Since then, Marshall has sought to improve life for women.
As a Dunn lawyer, she was instrumental in creating the first rape crisis center in Harnett County - moved in part by domestic law cases she handled, according to friends.
She lobbied the legislature to require insurance companies to cover mammograms and pap smears. During her one term in the state Senate, her signature legislative accomplishment was outlawing marital rape - North Carolina was the last state in the country that allowed husbands to rape their wives.
At a recent political fundraiser at Charlotte's Duke Mansion, there is an uncharacteristic edge in Marshall's voice as she lists the things she has tried to do for women, while comparing them with votes that her opponent has cast.
"Sen. Burr stood with big corporations against fair pay for women," Marshall tells the crowd. "He just doesn't get it on women's issues."
Marshall has long been interested in Democratic politics, serving in her 20s as a Democratic National Committeewoman and as national secretary of the Young Democrats of America.
For years she worked in the Democratic Party's vineyards, paying her dues, speaking at party functions.
She has been successful in politics. Her biggest moment came in 1996, when she defeated NASCAR legend Richard Petty to become the first woman elected to statewide executive office in North Carolina. She also won election to the state Senate in 1992 in a conservative-leaning small town Eastern district.
But Marshall has never quite reached stardom. She lost her first state House race in 1988, lost re-election to her state Senate seat during the 1994 Republican sweep, and finished a distant third when she sought the Democratic nomination for the U.S. Senate in 2002.
She has easily won re-election as secretary of state, for which she makes $123,198 per year. She has a home in West Raleigh where she relaxes by gardening or baking bread.
While Marshall maintains an upbeat attitude in public, she has battled personal tragedy. Her second husband, Sol Marshall, a retired Navy military officer whom she met at Campbell law school, died of cancer in 1999. They had been married 16 years.

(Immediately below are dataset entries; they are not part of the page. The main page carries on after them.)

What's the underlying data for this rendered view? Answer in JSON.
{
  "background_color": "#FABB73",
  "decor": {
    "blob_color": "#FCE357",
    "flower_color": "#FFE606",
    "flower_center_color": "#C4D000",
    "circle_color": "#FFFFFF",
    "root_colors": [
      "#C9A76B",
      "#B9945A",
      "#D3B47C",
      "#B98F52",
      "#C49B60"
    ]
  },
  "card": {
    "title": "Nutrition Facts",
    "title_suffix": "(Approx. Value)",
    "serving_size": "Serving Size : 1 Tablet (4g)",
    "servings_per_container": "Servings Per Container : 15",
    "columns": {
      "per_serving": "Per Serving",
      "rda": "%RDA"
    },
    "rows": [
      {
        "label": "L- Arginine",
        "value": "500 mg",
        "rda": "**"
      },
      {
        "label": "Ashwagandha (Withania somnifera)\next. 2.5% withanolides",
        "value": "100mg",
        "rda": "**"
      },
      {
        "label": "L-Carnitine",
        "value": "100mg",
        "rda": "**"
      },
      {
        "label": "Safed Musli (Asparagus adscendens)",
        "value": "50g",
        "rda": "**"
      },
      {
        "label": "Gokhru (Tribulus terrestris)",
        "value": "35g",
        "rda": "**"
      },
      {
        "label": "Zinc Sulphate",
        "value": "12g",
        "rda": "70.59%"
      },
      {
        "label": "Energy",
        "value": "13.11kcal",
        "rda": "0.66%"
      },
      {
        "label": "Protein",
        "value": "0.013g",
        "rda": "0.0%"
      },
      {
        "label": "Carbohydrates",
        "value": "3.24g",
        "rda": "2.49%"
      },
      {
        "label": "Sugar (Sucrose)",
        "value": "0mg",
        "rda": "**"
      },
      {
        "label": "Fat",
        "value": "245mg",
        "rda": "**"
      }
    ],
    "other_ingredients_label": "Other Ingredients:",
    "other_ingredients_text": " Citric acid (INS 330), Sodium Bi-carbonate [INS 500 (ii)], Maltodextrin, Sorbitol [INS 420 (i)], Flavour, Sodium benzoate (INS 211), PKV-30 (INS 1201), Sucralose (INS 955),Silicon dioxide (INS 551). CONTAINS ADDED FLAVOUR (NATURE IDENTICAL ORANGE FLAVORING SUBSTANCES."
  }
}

Her third husband, William Holdford, a Wilson lawyer, died in November, also of cancer, after eight years of marriage.
Friends say she has a basic internal strength and sense of purpose.
Marshall entered the Senate campaign as her husband was battling incurable cancer, but with his full backing and encouragement.
Two weeks before he died, the doctor in Chapel Hill told him to focus on what was important in his remaining days.
"Bill pumped his fist in the air and said, 'Right Doc. That's the campaign,'" Marshall recalls.
After the death of Sol Marshall, Marshall says she spent too much time at home thinking about her loss, which she thinks was a mistake. This time, two weeks after her husband's death, she was back on the campaign trail.
"For me," Marshall says, "the best medicine, the best way to grieve, is to do things that have meaning and purpose. I've got to stay busy. When you know there is pain coming in all things in life, you insulate yourself. I know that working and having a challenge is the best thing for me."